Friday, March 28th, 2025 we had an article entitled; “More Manufacturers Bringing Heat Treat In-House?” The article by “Mr. Marco Baretti, Sales Area Manager, TAV VACUUM FURNACES SPA” proved to be of a great deal of interest to a number of our readers, as an example on LinkedIn alone it has garnered close to 3,000 views.
 
As you would expect it did provoke a number of responses generally agreeing with the hypothesis although some individuals weren’t as convinced.
 
We had a very interesting comment from Mr. Richard Burslem, a longtime metallurgist who has worked with commercial heat treater “Wallwork” in the UK for many years now-his comments are below;
 
“A very interesting and complex subject Gord, thank you for opening up the discussion.
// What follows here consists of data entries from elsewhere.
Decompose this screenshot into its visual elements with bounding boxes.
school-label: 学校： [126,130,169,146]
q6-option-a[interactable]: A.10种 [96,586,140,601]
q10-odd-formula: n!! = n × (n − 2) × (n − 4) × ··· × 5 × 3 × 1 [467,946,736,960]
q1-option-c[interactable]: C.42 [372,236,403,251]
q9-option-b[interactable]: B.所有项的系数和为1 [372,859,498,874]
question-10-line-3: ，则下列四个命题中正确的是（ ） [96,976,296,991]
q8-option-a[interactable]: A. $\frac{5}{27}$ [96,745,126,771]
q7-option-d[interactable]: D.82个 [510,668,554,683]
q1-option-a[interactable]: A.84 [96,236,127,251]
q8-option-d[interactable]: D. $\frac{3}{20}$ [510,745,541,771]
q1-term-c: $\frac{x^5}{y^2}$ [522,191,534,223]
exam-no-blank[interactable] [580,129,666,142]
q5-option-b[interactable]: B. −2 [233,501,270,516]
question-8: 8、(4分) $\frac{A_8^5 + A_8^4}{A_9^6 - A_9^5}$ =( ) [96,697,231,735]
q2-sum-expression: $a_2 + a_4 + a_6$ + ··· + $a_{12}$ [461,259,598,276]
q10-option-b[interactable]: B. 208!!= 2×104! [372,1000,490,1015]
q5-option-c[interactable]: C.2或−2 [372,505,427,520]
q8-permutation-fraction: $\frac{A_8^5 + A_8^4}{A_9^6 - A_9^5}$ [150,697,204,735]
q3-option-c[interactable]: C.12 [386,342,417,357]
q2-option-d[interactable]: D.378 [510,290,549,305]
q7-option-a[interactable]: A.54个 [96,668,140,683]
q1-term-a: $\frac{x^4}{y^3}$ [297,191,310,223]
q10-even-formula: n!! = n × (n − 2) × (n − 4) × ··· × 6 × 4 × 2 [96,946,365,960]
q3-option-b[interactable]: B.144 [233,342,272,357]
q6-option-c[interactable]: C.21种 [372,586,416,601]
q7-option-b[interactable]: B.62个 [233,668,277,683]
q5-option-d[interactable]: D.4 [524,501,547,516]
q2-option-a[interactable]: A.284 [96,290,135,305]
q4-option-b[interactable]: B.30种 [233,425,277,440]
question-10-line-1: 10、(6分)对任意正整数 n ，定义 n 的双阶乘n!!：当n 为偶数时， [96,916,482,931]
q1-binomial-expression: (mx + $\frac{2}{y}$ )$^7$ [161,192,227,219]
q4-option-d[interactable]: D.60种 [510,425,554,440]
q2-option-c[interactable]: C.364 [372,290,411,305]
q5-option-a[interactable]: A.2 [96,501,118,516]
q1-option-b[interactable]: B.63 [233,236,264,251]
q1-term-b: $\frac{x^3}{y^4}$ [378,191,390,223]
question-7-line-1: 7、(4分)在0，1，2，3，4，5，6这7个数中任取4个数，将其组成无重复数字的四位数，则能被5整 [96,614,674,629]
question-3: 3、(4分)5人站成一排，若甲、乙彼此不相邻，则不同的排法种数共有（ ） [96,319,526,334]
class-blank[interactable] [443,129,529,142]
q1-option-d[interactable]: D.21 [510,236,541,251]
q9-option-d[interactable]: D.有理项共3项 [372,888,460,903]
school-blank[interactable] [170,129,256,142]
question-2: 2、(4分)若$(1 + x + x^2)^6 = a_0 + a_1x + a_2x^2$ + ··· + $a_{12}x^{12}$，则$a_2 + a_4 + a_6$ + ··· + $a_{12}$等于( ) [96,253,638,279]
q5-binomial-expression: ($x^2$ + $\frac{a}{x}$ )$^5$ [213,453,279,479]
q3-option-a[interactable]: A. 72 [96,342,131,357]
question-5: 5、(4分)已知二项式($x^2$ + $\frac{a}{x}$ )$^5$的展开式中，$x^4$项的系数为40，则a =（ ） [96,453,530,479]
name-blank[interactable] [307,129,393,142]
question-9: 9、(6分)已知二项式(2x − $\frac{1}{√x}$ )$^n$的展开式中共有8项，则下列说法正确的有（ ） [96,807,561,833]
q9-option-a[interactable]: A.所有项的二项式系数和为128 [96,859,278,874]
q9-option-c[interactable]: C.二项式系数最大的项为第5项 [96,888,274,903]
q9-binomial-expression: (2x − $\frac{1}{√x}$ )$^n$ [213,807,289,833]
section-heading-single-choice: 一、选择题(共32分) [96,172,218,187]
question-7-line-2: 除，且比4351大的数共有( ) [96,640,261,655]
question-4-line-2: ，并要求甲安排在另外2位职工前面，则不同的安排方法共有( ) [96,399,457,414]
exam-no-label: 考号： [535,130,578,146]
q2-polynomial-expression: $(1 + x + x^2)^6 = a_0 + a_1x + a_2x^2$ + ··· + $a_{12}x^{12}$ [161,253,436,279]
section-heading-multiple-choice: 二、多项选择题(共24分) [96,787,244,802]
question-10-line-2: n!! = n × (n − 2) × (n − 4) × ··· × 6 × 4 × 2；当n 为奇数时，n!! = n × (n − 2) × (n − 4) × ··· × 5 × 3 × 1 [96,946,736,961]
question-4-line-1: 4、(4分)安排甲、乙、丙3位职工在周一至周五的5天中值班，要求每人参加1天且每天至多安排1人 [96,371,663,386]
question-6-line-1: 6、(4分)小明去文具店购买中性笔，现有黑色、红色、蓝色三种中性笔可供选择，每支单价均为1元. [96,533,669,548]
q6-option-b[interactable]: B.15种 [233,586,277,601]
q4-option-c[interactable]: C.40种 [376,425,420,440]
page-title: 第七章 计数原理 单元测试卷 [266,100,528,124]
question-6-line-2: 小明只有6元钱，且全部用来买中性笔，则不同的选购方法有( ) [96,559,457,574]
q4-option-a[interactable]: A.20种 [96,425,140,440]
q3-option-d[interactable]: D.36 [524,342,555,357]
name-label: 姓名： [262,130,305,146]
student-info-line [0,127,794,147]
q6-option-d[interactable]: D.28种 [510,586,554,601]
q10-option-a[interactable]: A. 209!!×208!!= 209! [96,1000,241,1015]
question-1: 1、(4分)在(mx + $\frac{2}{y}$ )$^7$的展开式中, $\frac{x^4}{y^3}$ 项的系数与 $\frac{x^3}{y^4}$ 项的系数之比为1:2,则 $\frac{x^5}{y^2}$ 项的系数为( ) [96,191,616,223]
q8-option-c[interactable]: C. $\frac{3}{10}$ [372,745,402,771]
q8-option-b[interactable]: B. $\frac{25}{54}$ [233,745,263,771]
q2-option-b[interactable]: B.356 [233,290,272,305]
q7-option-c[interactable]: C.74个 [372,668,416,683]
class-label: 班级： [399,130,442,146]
I have been in the metal heat treatment industry over 45 years and find there is no “one size fits all” answer. My experience is that the number of customers shutting their in-house heat treatment far outweighs the number bringing it in house. The main reasons are: cost of running and repairs, loss of skills and increased complexity of the materials to be processed. Contracting out your heat treatment usually makes sense, it is also a highly competitive business so there is a lot of pressure on service and pricing, if you don’t get it right then your competitor will!
 
Vacuum furnaces ‘feel’ a bit more like manufacturing equipment: no flames, no visible hot metal, no open oil baths and no smoke. Like all heat treatment kit, they are great at doing some jobs and useless at others. You can see the attraction if you have a suitable product to treat. What people seem to gloss over though is the complex nature and high cost of maintenance and special skills required.
 
As a final thought, we have bought several vacuum furnaces second hand from customers who installed them in their own factories and couldn’t justify them after a few years.”
 
From Mr. Takis Gardelis, UK Operations Manager (ADE) at Bodycote we have these thoughts;
 
“This strategy comes under questioning when sustainability parameters are taken into account. As the demand for de-carbonisation will start driving policy more and more and the tax incentives will become credits, I believe these internal investments will not pay dividend. More and more shareholders are pushing for sustainable strategies in order to be convinced to invest their money. Investing in in-house capability of non core activities to save short term cost pressures from the energy sector will not deliver ROI expected. Let’s see what happens the next 5-10 years.”